I have narrowed my options to two: 


OPTION 1: WAGO PLC 
I choose WAGO over to Beckhoff because WAGO is cheaper and DALI configurator seems simple to use. 
Parts: 
WAGO PFC100 starter kit + DALI module + DI / DO modules. 
Dali power source 
All push buttons (24V) wired to PLC. 
Electricity sockets are controlled by PLC output via relays. 
Pros:
+ Kind of easy to program. I dont have experience to program DALI to codesys but I dont think this is a problem at all. 
+ Maybe little bit cheaper solution than KNX. 
+ Web HMI easy to program. 
+ Buttons / switches are cheap. 
+ MQTT support for future add-ons. (Alexa voice command and MQTT sensors) 


Cons: 
- Wiring. Every cable needs to be connected to PLC. (This can be avoided by using Enocean ??) 
- Buttons / switches are not good as KNX buttons / switches. 
- Worst-case scenario. Everything is controlled by PLC. What if PLC is broken ?? 


OPTION 2: KNX 
KNX seems to be a popular choice for home automation. I already took that KNX eCampus course to see what kind of system that is.
It seems to be a bit odd and restricted system. If I choose KNX then I need some help for KNX designing and programming. 
Parts. 
KNX buttons / switches 
DALI gateway 
Relay actuator 
KNX power source 
Ip interface 
What else ?? 


Pros: 
+ Reliable system. Decentralized system. 
+ Wiring more simple 
+ Better buttons / switches 


Cons: 
- More expensive? 
- No programming experience. 
- Visualization? 


Has anyone any toughs about these options ?? 
Do you think that KNX system can be programmed by novice?


----------



## GLT (18 Dezember 2017)

Hi,

why not both? WAGO PLC with 646-Card is a very good combination.

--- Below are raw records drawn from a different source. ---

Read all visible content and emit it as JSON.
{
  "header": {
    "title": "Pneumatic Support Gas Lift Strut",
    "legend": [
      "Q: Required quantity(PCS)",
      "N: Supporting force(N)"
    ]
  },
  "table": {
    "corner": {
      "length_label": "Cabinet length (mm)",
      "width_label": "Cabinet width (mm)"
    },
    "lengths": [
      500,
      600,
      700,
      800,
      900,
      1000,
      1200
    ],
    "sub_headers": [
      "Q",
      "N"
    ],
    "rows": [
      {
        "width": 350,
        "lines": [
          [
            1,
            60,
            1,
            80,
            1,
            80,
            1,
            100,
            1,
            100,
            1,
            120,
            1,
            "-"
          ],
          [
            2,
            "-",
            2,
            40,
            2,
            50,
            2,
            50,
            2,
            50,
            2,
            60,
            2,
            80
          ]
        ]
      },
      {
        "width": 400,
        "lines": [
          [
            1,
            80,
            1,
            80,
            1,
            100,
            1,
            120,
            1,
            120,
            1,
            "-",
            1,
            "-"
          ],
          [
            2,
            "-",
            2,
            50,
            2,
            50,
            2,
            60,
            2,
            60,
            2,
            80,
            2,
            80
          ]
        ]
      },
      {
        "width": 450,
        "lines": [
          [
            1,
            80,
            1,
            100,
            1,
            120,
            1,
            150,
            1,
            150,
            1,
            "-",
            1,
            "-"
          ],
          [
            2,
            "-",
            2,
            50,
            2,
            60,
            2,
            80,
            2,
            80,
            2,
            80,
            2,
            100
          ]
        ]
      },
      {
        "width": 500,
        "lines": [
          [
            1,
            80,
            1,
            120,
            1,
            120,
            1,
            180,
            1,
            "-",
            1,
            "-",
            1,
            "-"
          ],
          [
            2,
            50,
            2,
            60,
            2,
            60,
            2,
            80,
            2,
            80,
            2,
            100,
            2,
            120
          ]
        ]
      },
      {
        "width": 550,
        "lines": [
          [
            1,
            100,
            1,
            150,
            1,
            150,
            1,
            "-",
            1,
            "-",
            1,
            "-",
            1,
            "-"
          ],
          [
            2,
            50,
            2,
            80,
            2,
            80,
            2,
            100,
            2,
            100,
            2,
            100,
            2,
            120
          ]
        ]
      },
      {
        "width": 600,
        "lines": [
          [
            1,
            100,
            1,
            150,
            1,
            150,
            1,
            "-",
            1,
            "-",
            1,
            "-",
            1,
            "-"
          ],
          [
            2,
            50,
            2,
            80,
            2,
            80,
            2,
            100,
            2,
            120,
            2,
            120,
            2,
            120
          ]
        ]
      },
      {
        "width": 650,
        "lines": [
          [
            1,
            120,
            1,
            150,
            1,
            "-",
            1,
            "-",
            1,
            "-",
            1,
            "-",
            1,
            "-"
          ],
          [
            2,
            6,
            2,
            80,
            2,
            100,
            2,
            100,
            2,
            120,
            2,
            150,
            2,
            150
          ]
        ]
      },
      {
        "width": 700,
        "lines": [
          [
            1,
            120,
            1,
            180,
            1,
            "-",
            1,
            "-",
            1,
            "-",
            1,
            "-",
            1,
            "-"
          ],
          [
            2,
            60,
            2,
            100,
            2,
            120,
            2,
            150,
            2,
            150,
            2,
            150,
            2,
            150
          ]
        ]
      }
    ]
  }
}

KNX-switches allows to reduce wiring and you'll need less IO-cards and get more options.

ETS light will support 20 Devices - switches, motion dectors and so on.

Each 646-card supports 256 KNX communication objects and can be handled by seperate projects - so if want do that


----------



## JarkkoH (19 Dezember 2017)

That option could be best solution, thanks. It will give me best parts of both sides.
First I need to get some KNX devices so that I can start to learn how to program/configure those.
I read that Wago KNX starter kit manual quickly and I think that I got it how to change data between KNX and PLC.


----------



## GLT (19 Dezember 2017)

Visit knx.org - there's a webinar for using ETS - i think, that's helpful.


----------